Rogue Traders looking to offload salvage patronize the Grand Anchor constantly. Fully one third of the unique items inside the cube came from Rogue Traders offloading archaeotechnological parts after missions to the Circuit or Exo-zone. However, the Grand Anchor council must take care when dealing with Rogue Traders. Unlike Rogue Traders, whose Warrants of Trade allow them to partake of xeno-trade and the looting of ancient human sites outside the range of the Astronomican, the Grand Anchor has no such license. If the Inquisition were to find active xenotech inside the Grand Anchor perimeter, the punishment would no doubt be swift and horrible.

Of course, that does not extend to the materials of xenotech. Not all xenotechnology is crafted of unidentifiable materials. Most races of the galaxy use the same ten dozen basic elements as humanity when it comes time to build things. Scrapping xenotech, including the Ork Kroozer dragged to the site by Lord Captain Crado Zutash in M41.998, is well within their legal purview, if the result is recognizable material. Grand Anchor has disassembled eight alien ships for scrap over the millennia, and is currently doing the same to the Ork ship. The resultant alloys are no different from any other, and can be cast into whatever parts their clients want.

Grand Anchor has the capacity to build ships, but elects not to. So far, normal work keeps all of their berths busy.
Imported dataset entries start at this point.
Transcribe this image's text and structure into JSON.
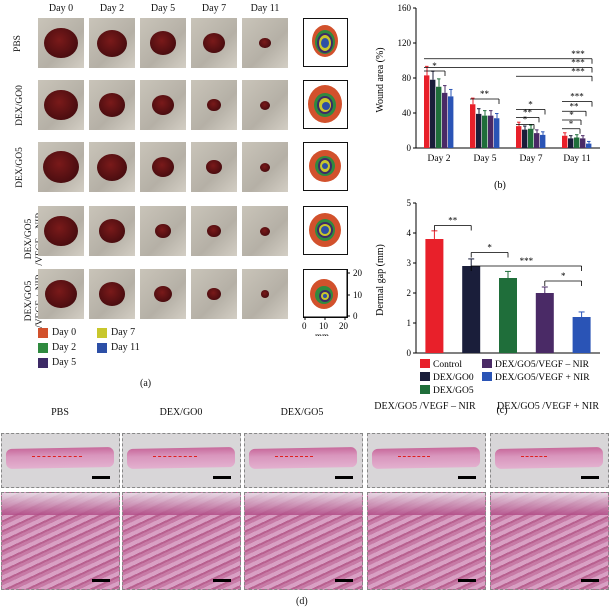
{
  "panel_a": {
    "day_headers": [
      "Day 0",
      "Day 2",
      "Day 5",
      "Day 7",
      "Day 11"
    ],
    "row_labels": [
      "PBS",
      "DEX/GO0",
      "DEX/GO5",
      "DEX/GO5 /VEGF – NIR",
      "DEX/GO5 /VEGF + NIR"
    ],
    "legend": [
      "Day 0",
      "Day 7",
      "Day 2",
      "Day 11",
      "Day 5"
    ],
    "legend_colors": {
      "day0": "#d2512c",
      "day2": "#2f8a3f",
      "day5": "#3d2a66",
      "day7": "#c8c72c",
      "day11": "#2d4fa6"
    },
    "trace_axis": {
      "y_ticks": [
        "20",
        "10",
        "0"
      ],
      "x_ticks": [
        "0",
        "10",
        "20"
      ],
      "unit": "mm"
    },
    "caption": "(a)"
  },
  "panel_b": {
    "caption": "(b)",
    "chart_data": {
      "type": "bar",
      "ylabel": "Wound area (%)",
      "ylim": [
        0,
        160
      ],
      "yticks": [
        0,
        40,
        80,
        120,
        160
      ],
      "categories": [
        "Day 2",
        "Day 5",
        "Day 7",
        "Day 11"
      ],
      "series": [
        {
          "color": "#e8202a",
          "values": [
            83,
            50,
            25,
            14
          ]
        },
        {
          "color": "#1a1e3a",
          "values": [
            78,
            39,
            21,
            11
          ]
        },
        {
          "color": "#1f6e3a",
          "values": [
            70,
            37,
            22,
            12
          ]
        },
        {
          "color": "#4a2a66",
          "values": [
            63,
            37,
            17,
            11
          ]
        },
        {
          "color": "#2a54b6",
          "values": [
            59,
            34,
            15,
            5
          ]
        }
      ],
      "significance": [
        "*",
        "**",
        "***",
        "***",
        "***",
        "*",
        "**",
        "*",
        "***",
        "**",
        "*",
        "*"
      ]
    }
  },
  "panel_c": {
    "caption": "(c)",
    "chart_data": {
      "type": "bar",
      "ylabel": "Dermal gap (mm)",
      "ylim": [
        0,
        5
      ],
      "yticks": [
        0,
        1,
        2,
        3,
        4,
        5
      ],
      "categories": [
        "Control",
        "DEX/GO0",
        "DEX/GO5",
        "DEX/GO5/VEGF – NIR",
        "DEX/GO5/VEGF + NIR"
      ],
      "values": [
        3.8,
        2.9,
        2.5,
        2.0,
        1.2
      ],
      "colors": [
        "#e8202a",
        "#1a1e3a",
        "#1f6e3a",
        "#4a2a66",
        "#2a54b6"
      ],
      "significance": [
        "**",
        "*",
        "***",
        "*"
      ]
    },
    "legend": [
      "Control",
      "DEX/GO0",
      "DEX/GO5",
      "DEX/GO5/VEGF – NIR",
      "DEX/GO5/VEGF + NIR"
    ]
  },
  "panel_d": {
    "caption": "(d)",
    "labels": [
      "PBS",
      "DEX/GO0",
      "DEX/GO5",
      "DEX/GO5 /VEGF – NIR",
      "DEX/GO5 /VEGF + NIR"
    ]
  }
}
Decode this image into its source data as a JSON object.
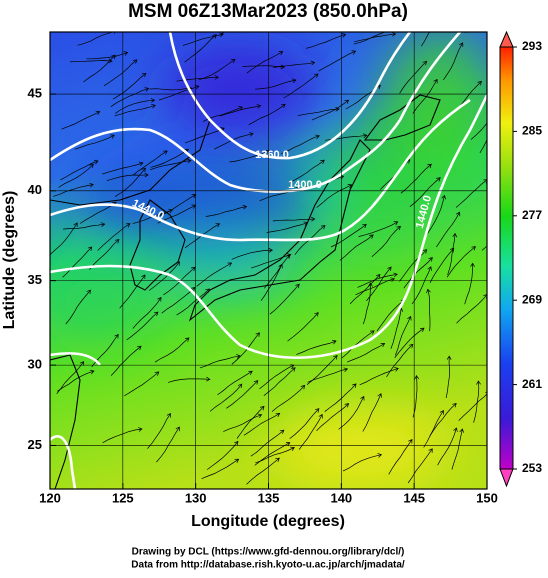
{
  "title": "MSM 06Z13Mar2023 (850.0hPa)",
  "x_label": "Longitude (degrees)",
  "y_label": "Latitude  (degrees)",
  "map": {
    "projection": "mercator",
    "xlim": [
      120,
      150
    ],
    "ylim": [
      22.2,
      48
    ],
    "xticks": [
      120,
      125,
      130,
      135,
      140,
      145,
      150
    ],
    "yticks": [
      25,
      30,
      35,
      40,
      45
    ],
    "grid": true
  },
  "colorbar": {
    "lim": [
      253,
      293
    ],
    "ticks": [
      253,
      261,
      269,
      277,
      285,
      293
    ]
  },
  "contour_labels": [
    "1360.0",
    "1400.0",
    "1440.0",
    "1440.0"
  ],
  "credits": [
    "Drawing by DCL (https://www.gfd-dennou.org/library/dcl/)",
    "Data from http://database.rish.kyoto-u.ac.jp/arch/jmadata/"
  ]
}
Some of the larger assembly spheres could theoretically construct vessels of under one half kilometer in length, but avoid doing so to prevent fraying ties with the Navy or Mechanicus. However, the great Merchant House Zhong has bought partially-assembled vessels from Grand Anchor to short-lift backlogged construction schedules in the past.

All Grand Anchor Scrapyard items, from individual rivets to half-built ships, come with varying warrantees of longevity and reliability on their sales. The Grand Anchor takes pride in their capabilities, and any problems their merchandise causes for clients would inevitably feed back on their reputation. They are able to avoid being pushed out of business by Merchant Houses or the Mechanicus because of their refusal to horn in on the larger establishments’ turf, and their willingness to deal with even the shadiest Rogue Traders.